Replacing the Substances & Moving on - what to do?

recovery
alcohol
opiates

#1

My partner has done a fantastic job being clean of opioids the past nine months without having to go into residential treatment. I’m very proud of the progress that he’s made. However now he has started back working full time and is spending money on alcohol and smokes. It feels as though having shots of tequila every night is him replacing his addiction with something else. It’s frustrating and disheartening to see after all the work he has done and what we have both gone through emotionally. I honestly just feel as though I have no more fight in me, and lack the strength to stand by him. I understand that he will always struggle with having an addictive personality. But I’m getting to the point of being at my wits end. I’m feeling so much anger, part of him must know he just replacing substances and I’m hurt that he would risk doing this to himself again. I’m feeling so angry and hurt that I’m struggling to even spend time with him in the same room and he’s picking up on the anger. I have so much resentment it feels like, I hate to admit it, but thats where I’m at. I want nothing more then to see him succeed in life, and I can still picture us doing that together, but it’s just feeling unreachable. I’m finally at my breaking point.


#2

Hi Megan,
Has he worked a 12 step program with a sponsor? I ask this because the coping mechanisms provided within the maintenance steps of the 12 steps can often times sustain one’s sobriety, IF the acceptance and action steps have been performed thoroughly and correctly. You have every right to feel emotionally bankrupt and drained. Having said that, until he is ready for a lifelong commitment to sobriety and maintaining said sobriety, his addictive behavior manifestations will only continue to drain you and everyone around him that cares for him. I suffered from many cross-addictions over a span of 23 years.
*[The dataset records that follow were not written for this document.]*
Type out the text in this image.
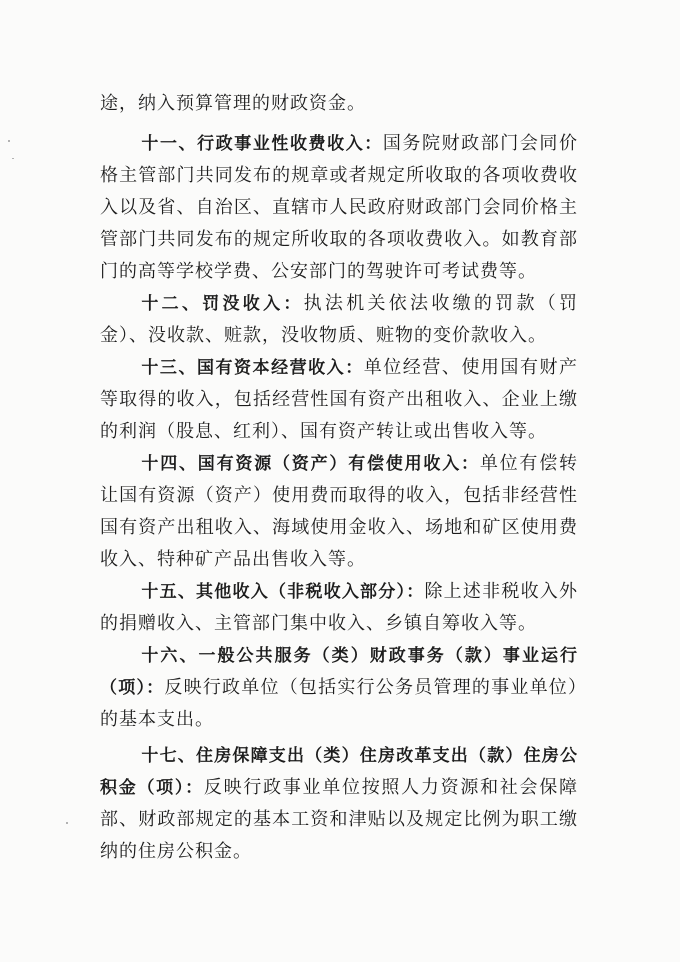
途，纳入预算管理的财政资金。

十一、行政事业性收费收入：国务院财政部门会同价格主管部门共同发布的规章或者规定所收取的各项收费收入以及省、自治区、直辖市人民政府财政部门会同价格主管部门共同发布的规定所收取的各项收费收入。如教育部门的高等学校学费、公安部门的驾驶许可考试费等。

十二、罚没收入：执法机关依法收缴的罚款（罚金）、没收款、赃款，没收物质、赃物的变价款收入。

十三、国有资本经营收入：单位经营、使用国有财产等取得的收入，包括经营性国有资产出租收入、企业上缴的利润（股息、红利）、国有资产转让或出售收入等。

十四、国有资源（资产）有偿使用收入：单位有偿转让国有资源（资产）使用费而取得的收入，包括非经营性国有资产出租收入、海域使用金收入、场地和矿区使用费收入、特种矿产品出售收入等。

十五、其他收入（非税收入部分）：除上述非税收入外的捐赠收入、主管部门集中收入、乡镇自筹收入等。

十六、一般公共服务（类）财政事务（款）事业运行（项）：反映行政单位（包括实行公务员管理的事业单位）的基本支出。

十七、住房保障支出（类）住房改革支出（款）住房公积金（项）：反映行政事业单位按照人力资源和社会保障部、财政部规定的基本工资和津贴以及规定比例为职工缴纳的住房公积金。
Until I actively worked with a sponsor and completed a 12 Step program followed by a rigorous daily maintenance regimen that I still uphold today, I was helpless and hopeless.


#3

I know how you feel @Meagan_A. I am in the same exact boat. I don’t really have any advice to offer but I wanted you to know you are not alone.


#4

Hi Megan,

My partner is an alcoholic. He was sober for 9 months. He simply stopped drinking. As he was not in any program and not receiving any healing he was a dry drunk. He became obsessed with his work. My gut was telling me the way he was working was unhealthy. Eventually the stress of work tipped him over the edge and he started drinking again. That was 2 years ago. He has since hit rock bottom and is now living on an addiction therapeutic community farm for a year. It is a wholistic program consisting of working daily on the farm, yoga, acupuncture, naturopathy, group therapy vitamins and natural diet. Over the year they learn the skills to manage pain and stress naturally. He has been there for a month. I feel so relieved and hopeful. It has been very difficult watching someone you love self destruct to a very low level. He tried to take his life last November. His failed attempt made him realise he does want to live. I am going to see him on the farm for the first time on Sunday. I can’t wait. He sounds so well.